Action for Primates believes that abducting baboons from their homes and then using them in 'research' can never be justified. The human species is intelligent and resourceful enough so that other humane and human-relevant ways of providing the kind of information desired to improve human welfare and well-being can be obtained without having to purposefully cause immense suffering, misery and death in others.


  1. Nyachieo, Atunga; Spiessens, Carl; Chai, Daniel C.; Debrock, Sophie; Mwenda, Jason M. and d'Hooghe, Thomas M. 2011-03-15 "Randomized comparison of different ovarian stimulation regimens for assisted reproductive technology in baboons (Papio anubis)" Fertility and Sterility 95(4):1354-1359
  2. Poirier, Donald; Nyachieo, Atunga; Romano, Andrea; Roy, Jenny; Maltais, René; Chai, Daniel; Delvoux, Bert; Tomassetti, Carla and Vanhie, Arne 2022-09-22 "An irreversible inhibitor of 17β-hydroxysteroid dehydrogenase type 1 inhibits estradiol synthesis in human endometriosis lesions and induces regression of the non-human primate endometriosis" The Journal of Steroid Biochemistry and Molecular Biology 222:106136

24 February 2023: Charles River Laboratories receives subpoena over macaque supply

Long-tailed macaques, supply facility, Cambodia; credit: Cruelty Free International
Long-tailed macaques, supply facility, Cambodia
credit: Cruelty Free International

Charles River Laboratories (CRL), the global contract testing company, has received a subpoena from the US Department of Justice (DOJ) in connection with an investigation into the supply of non-human primates from Cambodia for research and toxicity (poisoning) testing. Shares in CRL dropped following this announcement. The company also stated that it had voluntarily suspended shipments of long-tailed macaques from Cambodia.
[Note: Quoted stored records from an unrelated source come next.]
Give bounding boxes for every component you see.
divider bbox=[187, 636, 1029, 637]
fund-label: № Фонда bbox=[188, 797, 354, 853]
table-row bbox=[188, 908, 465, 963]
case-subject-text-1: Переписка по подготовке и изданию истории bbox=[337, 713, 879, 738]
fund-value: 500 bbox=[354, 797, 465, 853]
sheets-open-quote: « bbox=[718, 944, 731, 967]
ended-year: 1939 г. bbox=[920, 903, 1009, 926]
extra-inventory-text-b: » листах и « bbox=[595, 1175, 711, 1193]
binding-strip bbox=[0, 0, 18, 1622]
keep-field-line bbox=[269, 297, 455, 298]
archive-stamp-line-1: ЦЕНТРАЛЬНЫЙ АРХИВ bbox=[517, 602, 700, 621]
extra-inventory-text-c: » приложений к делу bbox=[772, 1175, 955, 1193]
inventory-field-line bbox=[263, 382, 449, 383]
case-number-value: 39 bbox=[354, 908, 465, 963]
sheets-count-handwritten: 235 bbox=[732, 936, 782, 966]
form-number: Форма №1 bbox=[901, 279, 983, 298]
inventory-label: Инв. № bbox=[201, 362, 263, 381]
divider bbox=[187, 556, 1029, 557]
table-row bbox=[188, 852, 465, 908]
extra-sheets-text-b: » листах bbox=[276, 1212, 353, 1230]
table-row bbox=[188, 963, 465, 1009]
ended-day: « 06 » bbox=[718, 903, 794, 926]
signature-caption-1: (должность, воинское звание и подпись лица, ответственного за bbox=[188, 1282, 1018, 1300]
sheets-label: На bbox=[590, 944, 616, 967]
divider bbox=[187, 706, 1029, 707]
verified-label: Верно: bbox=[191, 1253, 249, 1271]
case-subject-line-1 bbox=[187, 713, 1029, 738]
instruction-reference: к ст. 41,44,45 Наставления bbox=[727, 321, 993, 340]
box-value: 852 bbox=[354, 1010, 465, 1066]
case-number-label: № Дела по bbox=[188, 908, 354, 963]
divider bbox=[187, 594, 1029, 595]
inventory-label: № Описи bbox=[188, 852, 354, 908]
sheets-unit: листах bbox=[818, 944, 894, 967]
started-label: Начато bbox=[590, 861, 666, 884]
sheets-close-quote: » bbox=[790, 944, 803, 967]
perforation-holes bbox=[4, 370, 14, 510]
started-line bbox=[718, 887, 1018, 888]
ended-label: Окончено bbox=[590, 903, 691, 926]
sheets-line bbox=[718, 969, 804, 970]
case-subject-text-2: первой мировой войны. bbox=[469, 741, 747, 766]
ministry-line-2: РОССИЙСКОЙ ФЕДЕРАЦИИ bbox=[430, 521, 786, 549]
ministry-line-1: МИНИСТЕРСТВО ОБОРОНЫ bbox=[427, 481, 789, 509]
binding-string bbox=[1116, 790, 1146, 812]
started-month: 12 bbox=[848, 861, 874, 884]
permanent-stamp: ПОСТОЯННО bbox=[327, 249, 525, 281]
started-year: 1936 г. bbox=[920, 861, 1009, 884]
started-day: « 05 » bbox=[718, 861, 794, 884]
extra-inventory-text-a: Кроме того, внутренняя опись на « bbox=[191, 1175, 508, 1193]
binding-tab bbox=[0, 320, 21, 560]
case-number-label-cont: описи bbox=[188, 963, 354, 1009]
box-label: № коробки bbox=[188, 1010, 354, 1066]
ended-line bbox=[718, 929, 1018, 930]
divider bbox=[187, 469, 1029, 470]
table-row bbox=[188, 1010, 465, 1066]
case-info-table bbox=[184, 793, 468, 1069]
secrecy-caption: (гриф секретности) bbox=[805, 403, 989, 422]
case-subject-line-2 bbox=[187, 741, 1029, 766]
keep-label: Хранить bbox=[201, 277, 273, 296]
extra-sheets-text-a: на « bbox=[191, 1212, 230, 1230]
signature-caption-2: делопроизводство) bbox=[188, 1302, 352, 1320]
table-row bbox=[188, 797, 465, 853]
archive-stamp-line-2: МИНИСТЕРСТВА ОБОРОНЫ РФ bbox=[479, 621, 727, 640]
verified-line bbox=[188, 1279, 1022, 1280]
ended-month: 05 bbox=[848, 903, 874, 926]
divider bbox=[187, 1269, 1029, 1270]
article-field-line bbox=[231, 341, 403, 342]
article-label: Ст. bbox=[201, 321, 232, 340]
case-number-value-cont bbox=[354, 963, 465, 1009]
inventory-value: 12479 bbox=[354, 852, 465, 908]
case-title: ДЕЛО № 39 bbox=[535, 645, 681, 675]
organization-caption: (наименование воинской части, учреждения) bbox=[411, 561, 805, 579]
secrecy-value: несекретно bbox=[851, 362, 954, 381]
In November 2022, indictments were filed against Cambodian wildlife officials and the owner and staff at one macaque supply company – Vanny Bio Research (Cambodia) Corporation Ltd – in relation to illegally importing long-tailed macaques into the US. The charges were made following a major investigation by the US authorities into the global trafficking of long-tailed macaques into the US. The DOJ alleged that the individuals involved are part of an international primate smuggling ring selling wild-caught macaques falsely stated to be captive bred at Cambodian facilities for export to the US and elsewhere, and who provided falsified CITES export permits.

In 2022, Orient BioResource Center and Envigo Global Services received subpoenas from the US Attorney's Office in Florida, requiring they produce documents and information relating to the import of non-human primates into the US. Both companies, acquired by Inotiv in 2021, were regular importers of long-tailed macaques from Cambodia. Inotiv has also announced a suspension of macaque imports from Cambodia.

Action for Primates has been raising concerns about the inhumanity and suffering inflicted by the global trade upon long-tailed macaques – the plundering of wild populations, their captivity and air transportation as cargo, as well as questioning the validity of captive breeding claims. The rapid development and expansion of long-tailed macaque farms focused within South East Asia, in particular in Cambodia, has resulted in an industrialised scale enterprise, with hundreds of thousands of macaques exported in recent years.